Senator Mitch McConnell of Kentucky, the Republican leader, said supporting her confirmation “would be voting to raise gas prices for families who are already struggling, to raise fuel and heating bills for seniors on a fixed income, to take the tough times we’ve been going through and make them even tougher.”
The new interior secretary will be charged with essentially reversing the agency’s mission over the past four years. Led by David Bernhardt, a former oil lobbyist, the Interior Department played a central role in the Trump administration’s systematic rollback of environmental regulations and the opening of the nation’s lands and waters to drilling and mining.

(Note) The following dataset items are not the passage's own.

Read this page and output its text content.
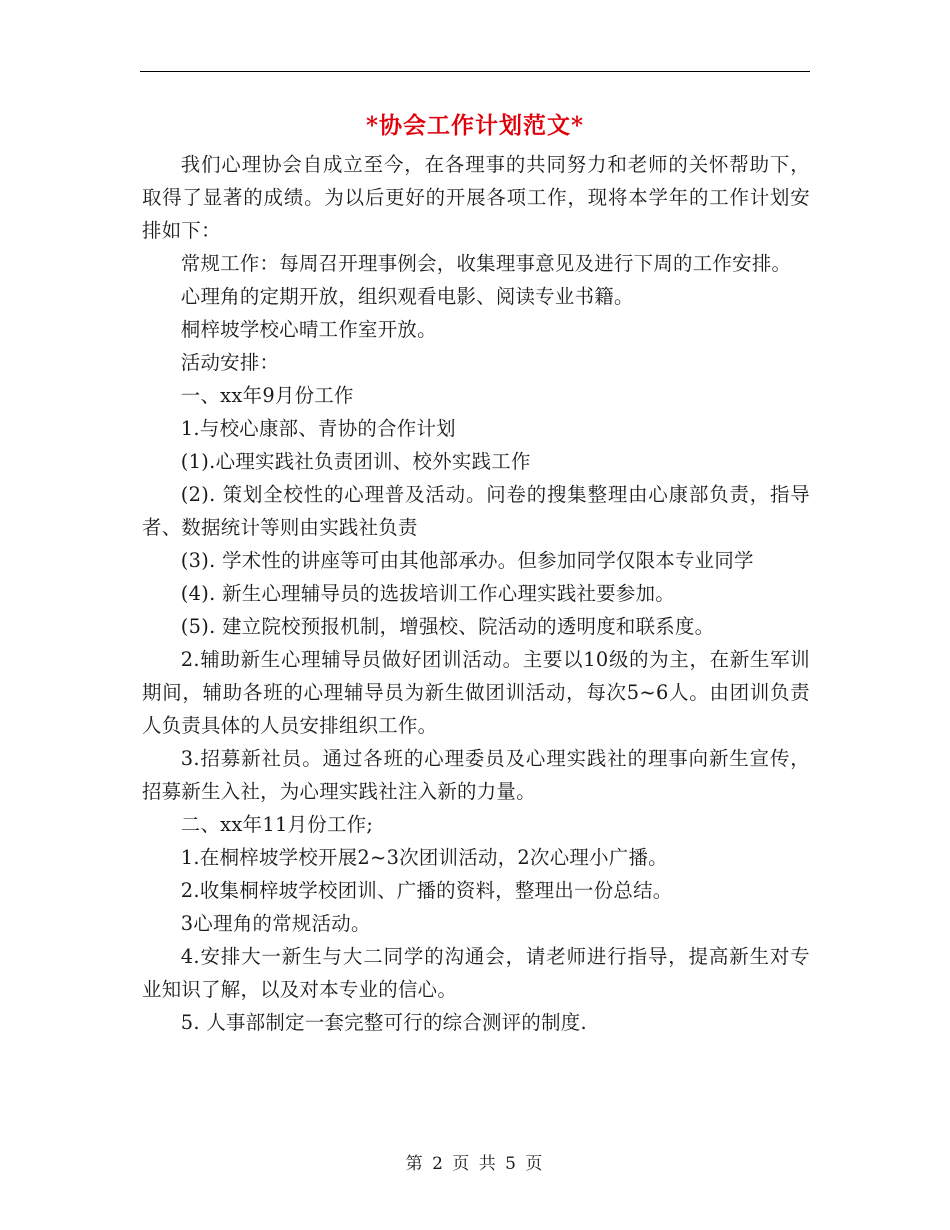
*协会工作计划范文*

我们心理协会自成立至今，在各理事的共同努力和老师的关怀帮助下，取得了显著的成绩。为以后更好的开展各项工作，现将本学年的工作计划安排如下：

常规工作：每周召开理事例会，收集理事意见及进行下周的工作安排。

心理角的定期开放，组织观看电影、阅读专业书籍。

桐梓坡学校心晴工作室开放。

活动安排：

一、xx年9月份工作

1.与校心康部、青协的合作计划

(1).心理实践社负责团训、校外实践工作

(2). 策划全校性的心理普及活动。问卷的搜集整理由心康部负责，指导者、数据统计等则由实践社负责

(3). 学术性的讲座等可由其他部承办。但参加同学仅限本专业同学

(4). 新生心理辅导员的选拔培训工作心理实践社要参加。

(5). 建立院校预报机制，增强校、院活动的透明度和联系度。

2.辅助新生心理辅导员做好团训活动。主要以10级的为主，在新生军训期间，辅助各班的心理辅导员为新生做团训活动，每次5~6人。由团训负责人负责具体的人员安排组织工作。

3.招募新社员。通过各班的心理委员及心理实践社的理事向新生宣传，招募新生入社，为心理实践社注入新的力量。

二、xx年11月份工作;

1.在桐梓坡学校开展2~3次团训活动，2次心理小广播。

2.收集桐梓坡学校团训、广播的资料，整理出一份总结。

3心理角的常规活动。

4.安排大一新生与大二同学的沟通会，请老师进行指导，提高新生对专业知识了解，以及对本专业的信心。

5. 人事部制定一套完整可行的综合测评的制度.

第 2 页 共 5 页
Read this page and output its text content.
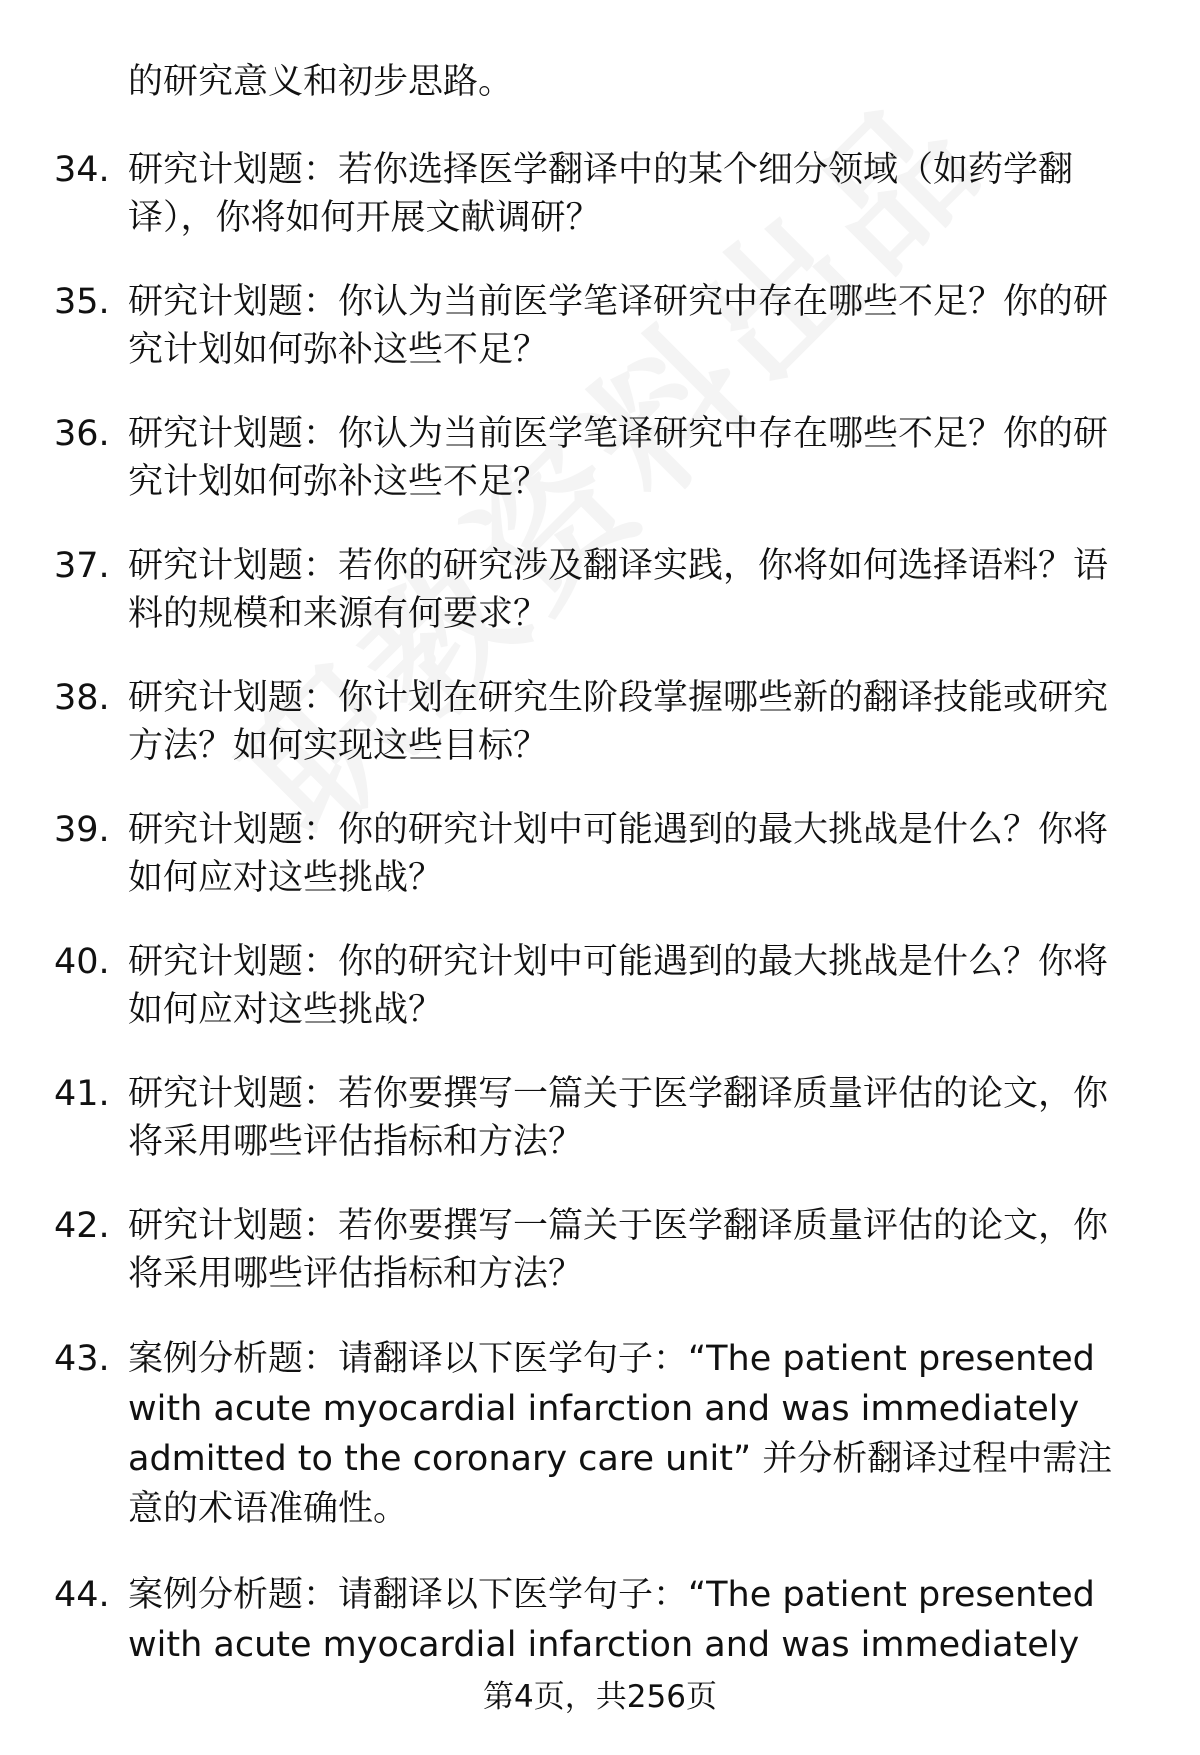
的研究意义和初步思路。

34. 研究计划题：若你选择医学翻译中的某个细分领域（如药学翻译），你将如何开展文献调研？
35. 研究计划题：你认为当前医学笔译研究中存在哪些不足？你的研究计划如何弥补这些不足？
36. 研究计划题：你认为当前医学笔译研究中存在哪些不足？你的研究计划如何弥补这些不足？
37. 研究计划题：若你的研究涉及翻译实践，你将如何选择语料？语料的规模和来源有何要求？
38. 研究计划题：你计划在研究生阶段掌握哪些新的翻译技能或研究方法？如何实现这些目标？
39. 研究计划题：你的研究计划中可能遇到的最大挑战是什么？你将如何应对这些挑战？
40. 研究计划题：你的研究计划中可能遇到的最大挑战是什么？你将如何应对这些挑战？
41. 研究计划题：若你要撰写一篇关于医学翻译质量评估的论文，你将采用哪些评估指标和方法？
42. 研究计划题：若你要撰写一篇关于医学翻译质量评估的论文，你将采用哪些评估指标和方法？
43. 案例分析题：请翻译以下医学句子：“The patient presented with acute myocardial infarction and was immediately admitted to the coronary care unit” 并分析翻译过程中需注意的术语准确性。
44. 案例分析题：请翻译以下医学句子：“The patient presented with acute myocardial infarction and was immediately
第4页，共256页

Ms. Haaland is expected to quickly halt new drilling, reinstate wildlife conservation rules, expand wind and solar power on public lands and waters, and place the Interior Department at the center of Mr. Biden’s climate agenda.
At the same time, she will quite likely assume a central role in realizing Mr. Biden’s promise to make racial equity a theme in his administration. Ms. Haaland, a member of the Laguna Pueblo who identifies herself as a 35th-generation New Mexican, will assume control of the Bureau of Indian Affairs and the Bureau of Indian Education, where she can address the needs of a population that has suffered from abuse and dislocation at the hands of the United States government for generations, and that has been disproportionately devastated by the coronavirus.